Bepaalt dat de gevangenisstraf niet ten uitvoer zal worden gelegd, tenzij de rechter later anders mocht gelasten omdat de verdachte zich voor het einde van een proeftijd van 2 (twee) jaren aan een strafbaar feit heeft schuldig gemaakt of de verdachte gedurende de proeftijd van 2 (twee) jaren ten behoeve van het vaststellen van zijn identiteit geen medewerking heeft verleend aan het nemen van een of meer vingerafdrukken of geen identiteitsbewijs als bedoeld in artikel 1 van de Wet op de identificatieplicht ter inzage heeft aangeboden of geen medewerking heeft verleend aan het reclasseringstoezicht, bedoeld in artikel 14c van het Wetboek van Strafrecht, de medewerking aan huisbezoeken en het zich melden bij de reclasseringsinstelling zo vaak en zolang als de reclasseringsinstelling dit noodzakelijk acht daaronder begrepen, dan wel de hierna te noemen bijzondere voorwaarden niet heeft nageleefd.
Stelt als bijzondere voorwaarde dat de verdachte zich meldt binnen 5 werkdagen na het ingaan van de proeftijd bij Reclassering Nederland op het adres
[adres 2]
. De verdachte blijft zich melden op afspraken met de reclassering, zo vaak en zolang de reclassering dat nodig vindt.
Stelt als bijzondere voorwaarde dat de verdachte zich laat behandelen door Divisie Forensische Psychiatrie of een soortgelijke zorgverlener, te bepalen door de reclassering.
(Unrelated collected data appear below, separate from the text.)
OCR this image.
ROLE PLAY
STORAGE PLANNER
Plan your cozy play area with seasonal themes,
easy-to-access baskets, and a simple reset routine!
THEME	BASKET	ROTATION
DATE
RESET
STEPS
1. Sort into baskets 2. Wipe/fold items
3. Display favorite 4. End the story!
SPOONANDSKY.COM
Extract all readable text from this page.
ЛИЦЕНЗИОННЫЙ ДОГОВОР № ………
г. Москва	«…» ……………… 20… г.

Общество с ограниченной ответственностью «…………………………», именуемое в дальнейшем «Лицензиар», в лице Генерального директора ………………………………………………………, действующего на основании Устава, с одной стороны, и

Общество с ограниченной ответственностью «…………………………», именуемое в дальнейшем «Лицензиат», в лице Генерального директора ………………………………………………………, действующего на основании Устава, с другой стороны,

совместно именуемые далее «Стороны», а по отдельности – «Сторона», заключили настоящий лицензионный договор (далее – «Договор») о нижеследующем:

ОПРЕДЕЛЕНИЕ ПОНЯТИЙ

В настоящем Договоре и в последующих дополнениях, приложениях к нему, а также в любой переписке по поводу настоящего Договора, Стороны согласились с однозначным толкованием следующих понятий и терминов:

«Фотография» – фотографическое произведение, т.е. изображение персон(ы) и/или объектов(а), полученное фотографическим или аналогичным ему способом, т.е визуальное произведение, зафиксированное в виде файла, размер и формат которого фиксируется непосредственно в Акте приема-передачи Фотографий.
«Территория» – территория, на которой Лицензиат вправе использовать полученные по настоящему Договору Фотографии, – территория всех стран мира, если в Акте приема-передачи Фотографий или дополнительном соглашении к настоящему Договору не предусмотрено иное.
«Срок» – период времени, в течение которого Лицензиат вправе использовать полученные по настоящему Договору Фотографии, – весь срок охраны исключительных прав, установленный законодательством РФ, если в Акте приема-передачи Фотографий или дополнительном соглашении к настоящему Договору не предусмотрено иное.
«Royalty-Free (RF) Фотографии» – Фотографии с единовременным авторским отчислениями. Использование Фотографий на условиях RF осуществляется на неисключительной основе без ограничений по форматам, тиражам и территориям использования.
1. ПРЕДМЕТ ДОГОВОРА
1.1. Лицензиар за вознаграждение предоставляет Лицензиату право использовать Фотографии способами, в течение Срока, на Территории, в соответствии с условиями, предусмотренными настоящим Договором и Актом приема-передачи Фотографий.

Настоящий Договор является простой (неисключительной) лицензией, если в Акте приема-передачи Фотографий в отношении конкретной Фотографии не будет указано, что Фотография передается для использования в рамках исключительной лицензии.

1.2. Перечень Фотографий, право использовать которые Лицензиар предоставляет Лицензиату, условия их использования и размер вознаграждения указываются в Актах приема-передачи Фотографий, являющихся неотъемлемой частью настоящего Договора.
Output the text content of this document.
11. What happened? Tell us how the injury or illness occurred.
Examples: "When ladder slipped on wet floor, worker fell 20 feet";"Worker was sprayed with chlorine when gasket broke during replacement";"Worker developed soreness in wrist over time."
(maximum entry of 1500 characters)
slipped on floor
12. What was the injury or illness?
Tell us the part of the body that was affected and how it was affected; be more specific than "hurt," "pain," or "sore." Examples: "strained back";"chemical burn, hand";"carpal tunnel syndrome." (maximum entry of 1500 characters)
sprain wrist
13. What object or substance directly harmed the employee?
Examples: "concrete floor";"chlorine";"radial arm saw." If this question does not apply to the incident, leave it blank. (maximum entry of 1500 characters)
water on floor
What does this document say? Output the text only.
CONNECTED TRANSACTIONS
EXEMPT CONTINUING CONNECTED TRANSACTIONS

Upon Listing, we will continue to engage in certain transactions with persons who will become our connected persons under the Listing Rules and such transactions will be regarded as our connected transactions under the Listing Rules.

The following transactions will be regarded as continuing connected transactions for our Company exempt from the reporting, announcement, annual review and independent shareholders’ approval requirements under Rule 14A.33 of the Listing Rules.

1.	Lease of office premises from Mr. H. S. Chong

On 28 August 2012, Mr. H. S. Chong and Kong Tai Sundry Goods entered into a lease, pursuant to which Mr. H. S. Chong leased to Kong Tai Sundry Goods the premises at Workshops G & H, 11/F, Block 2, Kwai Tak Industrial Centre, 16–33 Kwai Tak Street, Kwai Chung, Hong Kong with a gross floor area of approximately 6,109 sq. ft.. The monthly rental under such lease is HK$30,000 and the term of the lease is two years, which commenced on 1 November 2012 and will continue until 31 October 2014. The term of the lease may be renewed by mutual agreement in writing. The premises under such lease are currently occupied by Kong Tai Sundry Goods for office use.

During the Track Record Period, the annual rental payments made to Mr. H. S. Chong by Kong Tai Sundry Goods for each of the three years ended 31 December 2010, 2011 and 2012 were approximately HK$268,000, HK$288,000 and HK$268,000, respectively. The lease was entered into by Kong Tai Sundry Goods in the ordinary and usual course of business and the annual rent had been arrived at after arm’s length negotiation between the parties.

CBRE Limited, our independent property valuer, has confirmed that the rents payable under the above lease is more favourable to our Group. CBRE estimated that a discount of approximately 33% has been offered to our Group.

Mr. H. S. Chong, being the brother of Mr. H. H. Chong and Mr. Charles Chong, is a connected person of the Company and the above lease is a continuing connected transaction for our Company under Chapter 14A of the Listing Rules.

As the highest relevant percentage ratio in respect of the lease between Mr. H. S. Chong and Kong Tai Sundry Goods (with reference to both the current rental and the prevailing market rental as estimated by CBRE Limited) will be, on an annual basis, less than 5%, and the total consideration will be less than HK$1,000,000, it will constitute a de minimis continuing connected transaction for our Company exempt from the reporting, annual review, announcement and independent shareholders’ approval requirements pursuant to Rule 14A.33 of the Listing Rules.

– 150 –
De behandeling duurt de gehele proeftijd of zoveel korter als de reclassering in overleg met de behandelende instantie nodig vindt. De verdachte houdt zich aan de huisregels en de aanwijzingen die de zorgverlener geeft voor de behandeling. Gelet op de problematiek kan hieronder ook het innemen van medicijnen vallen, als de zorgverlener dat nodig vindt.
Stelt als bijzondere voorwaarde dat de verdachte meewerkt aan het aflossen van zijn schulden en het treffen van afbetalingsregelingen, ook als dit inhoudt meewerken aan schuldhulpverlening in het kader van de Wet Schuldsanering Natuurlijke Personen. De verdachte geeft de reclassering inzicht in zijn financiën en schulden.
Geeft opdracht aan de reclassering tot het houden van toezicht op de naleving van voormelde bijzondere voorwaarden en de verdachte ten behoeve daarvan te begeleiden.
Veroordeelt de verdachte tot een taakstraf voor de duur van 120 (honderdtwintig) uren, indien niet naar behoren verricht te vervangen door 60 (zestig) dagen hechtenis.
Beveelt dat de tijd die door de verdachte vóór de tenuitvoerlegging van deze uitspraak in enige in artikel 27, eerste lid, van het Wetboek van Strafrecht bedoelde vorm van voorarrest is doorgebracht, bij de uitvoering van de opgelegde taakstraf in mindering zal worden gebracht, volgens de maatstaf van twee uren taakstraf per in voorarrest doorgebrachte dag, voor zover die tijd niet reeds op een andere straf in mindering is gebracht.
Bevestigt het vonnis waarvan beroep voor het overige.
Dit arrest is gewezen door de meervoudige economische kamer van het gerechtshof Amsterdam, waarin zitting hadden mr. B.E. Dijkers, mr. R.D. van Heffen en mr. M. Koek, in tegenwoordigheid van
mr. N.M. Simons, griffier, en is uitgesproken op de openbare terechtzitting van dit gerechtshof van
10 oktober 2024.
De jongste raadsheer is buiten staat dit arrest mede te ondertekenen.
=========================================================================
[…]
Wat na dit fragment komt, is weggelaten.